Zuerst war die Dorfschaft nach Glarus, seit dem 14. Jahrhundert nach Betschwanden kirchgenössig. Die Reformation nahm sie 1528 mehrheitlich an.

1538 kam es zum Bau des «Grosshauses“, eines Lagers für Salz und Korn. Im 18. Jahrhundert bildete die Handspinnerei die dörfliche Haupterwerbsquelle.
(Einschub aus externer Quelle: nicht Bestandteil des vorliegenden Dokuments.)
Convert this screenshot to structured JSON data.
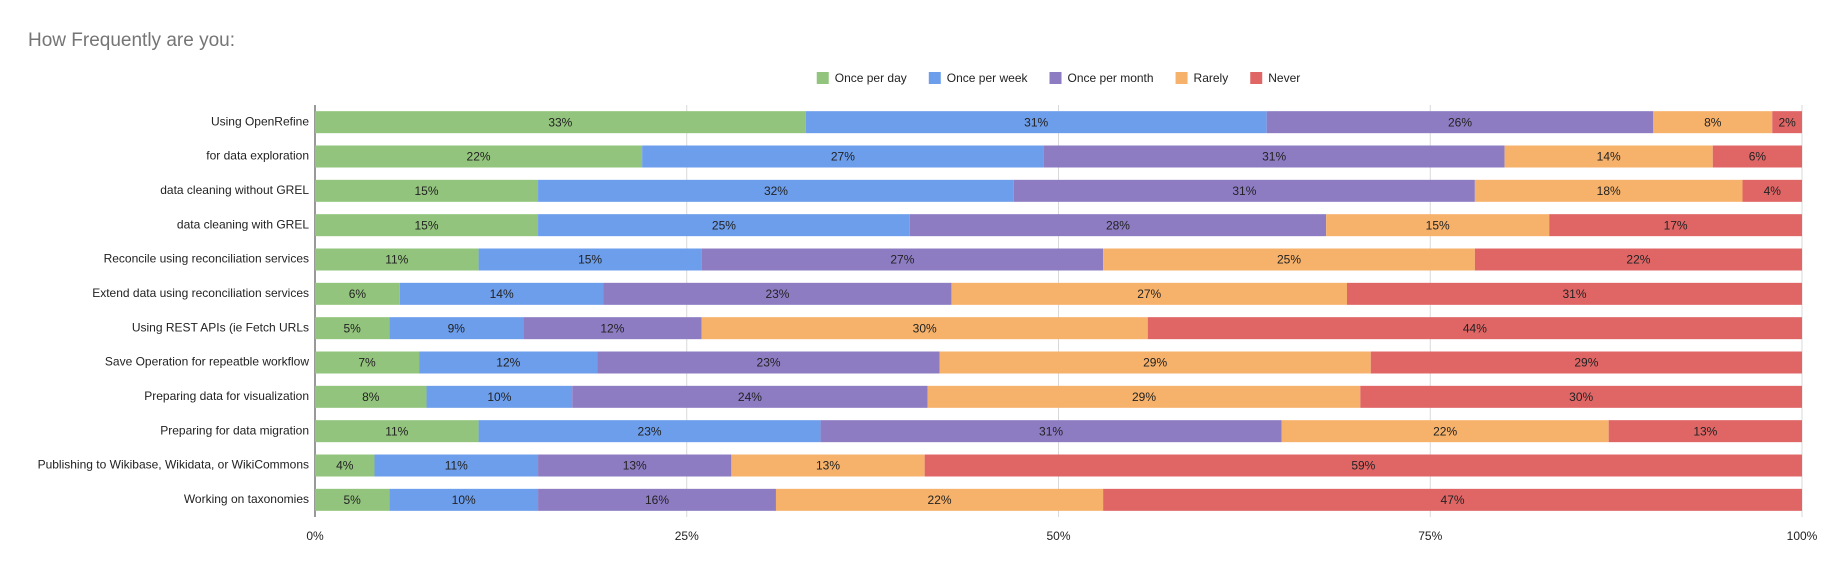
{
  "chart_data": {
    "type": "stacked-bar-horizontal",
    "title": "How Frequently are you:",
    "categories": [
      "Using OpenRefine",
      "for data exploration",
      "data cleaning without GREL",
      "data cleaning with GREL",
      "Reconcile using reconciliation services",
      "Extend data using reconciliation services",
      "Using REST APIs (ie Fetch URLs",
      "Save Operation for repeatble workflow",
      "Preparing data for visualization",
      "Preparing for data migration",
      "Publishing to Wikibase, Wikidata, or WikiCommons",
      "Working on taxonomies"
    ],
    "series": [
      {
        "name": "Once per day",
        "color": "#93c47d",
        "values": [
          33,
          22,
          15,
          15,
          11,
          5.7,
          5,
          7,
          7.5,
          11,
          4,
          5
        ],
        "value_labels": [
          "33%",
          "22%",
          "15%",
          "15%",
          "11%",
          "6%",
          "5%",
          "7%",
          "8%",
          "11%",
          "4%",
          "5%"
        ]
      },
      {
        "name": "Once per week",
        "color": "#6d9eeb",
        "values": [
          31,
          27,
          32,
          25,
          15,
          13.7,
          9,
          12,
          9.8,
          23,
          11,
          10
        ],
        "value_labels": [
          "31%",
          "27%",
          "32%",
          "25%",
          "15%",
          "14%",
          "9%",
          "12%",
          "10%",
          "23%",
          "11%",
          "10%"
        ]
      },
      {
        "name": "Once per month",
        "color": "#8e7cc3",
        "values": [
          26,
          31,
          31,
          28,
          27,
          23.4,
          12,
          23,
          23.9,
          31,
          13,
          16
        ],
        "value_labels": [
          "26%",
          "31%",
          "31%",
          "28%",
          "27%",
          "23%",
          "12%",
          "23%",
          "24%",
          "31%",
          "13%",
          "16%"
        ]
      },
      {
        "name": "Rarely",
        "color": "#f6b26b",
        "values": [
          8,
          14,
          18,
          15,
          25,
          26.6,
          30,
          29,
          29.1,
          22,
          13,
          22
        ],
        "value_labels": [
          "8%",
          "14%",
          "18%",
          "15%",
          "25%",
          "27%",
          "30%",
          "29%",
          "29%",
          "22%",
          "13%",
          "22%"
        ]
      },
      {
        "name": "Never",
        "color": "#e06666",
        "values": [
          2,
          6,
          4,
          17,
          22,
          30.6,
          44,
          29,
          29.7,
          13,
          59,
          47
        ],
        "value_labels": [
          "2%",
          "6%",
          "4%",
          "17%",
          "22%",
          "31%",
          "44%",
          "29%",
          "30%",
          "13%",
          "59%",
          "47%"
        ]
      }
    ],
    "xlim": [
      0,
      100
    ],
    "xticks": [
      {
        "value": 0,
        "label": "0%"
      },
      {
        "value": 25,
        "label": "25%"
      },
      {
        "value": 50,
        "label": "50%"
      },
      {
        "value": 75,
        "label": "75%"
      },
      {
        "value": 100,
        "label": "100%"
      }
    ],
    "grid": true,
    "legend": "top"
  }
}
Im Jahre 1831 gründeten die Brüder Steuervogt Johann Heinrich Hefti (1790–1862) und Ratsherr Fridolin Hefti (1793–1854) die Wolltuchfabrik in Hätzingen unter dem Namen «Gebrüder Hefti“, welche bis zu deren Schliessung 1991 grösste Arbeitgeberin war. 1836 war Letzterer im Kanton der erste Besitzer einer Spinnmaschine, und 1856 führte die mechanische Weberei Hätzingen (ebenfalls als Premiere im Glarnerland) die Gasbeleuchtung ein. Im Jahre 1850 kauften die beiden Räumlichkeiten für eine Spinnerei. 1882 trennten sich die Familien Hefti. Oberst H. Hefti-Trümpy zog mit seinen drei Söhnen nach Italien und gründete in Roé (Provinz Brescia) eine Baumwollspinnerei und Zwirnerei. Die Anlagen in Hätzingen wurden vom Stammhaus zurückgekauft und als Spinnerei betrieben. Vier Fabrikantenvillen – erbaut zwischen 1850 und 1907 – verweisen noch immer auf den Reichtum in der Textilindustrie-Zeit. Die Einwohnerzahl der damaligen Gemeinde stieg um die Mitte des 19. Jahrhunderts auf 500; hundert Jahre später gar auf 653. Am 3. August 1893 hingegen wurde die Wolltuchfabrik von einem Brandunglück heimgesucht. Bei diesem Ereignis soll die Redewendung «Hätzige böös» geprägt worden sein. Ein «Feuerreiter» habe mit diesem Ruf durch alle Dörfer bis nach Glarus die Feuerwehren alarmiert.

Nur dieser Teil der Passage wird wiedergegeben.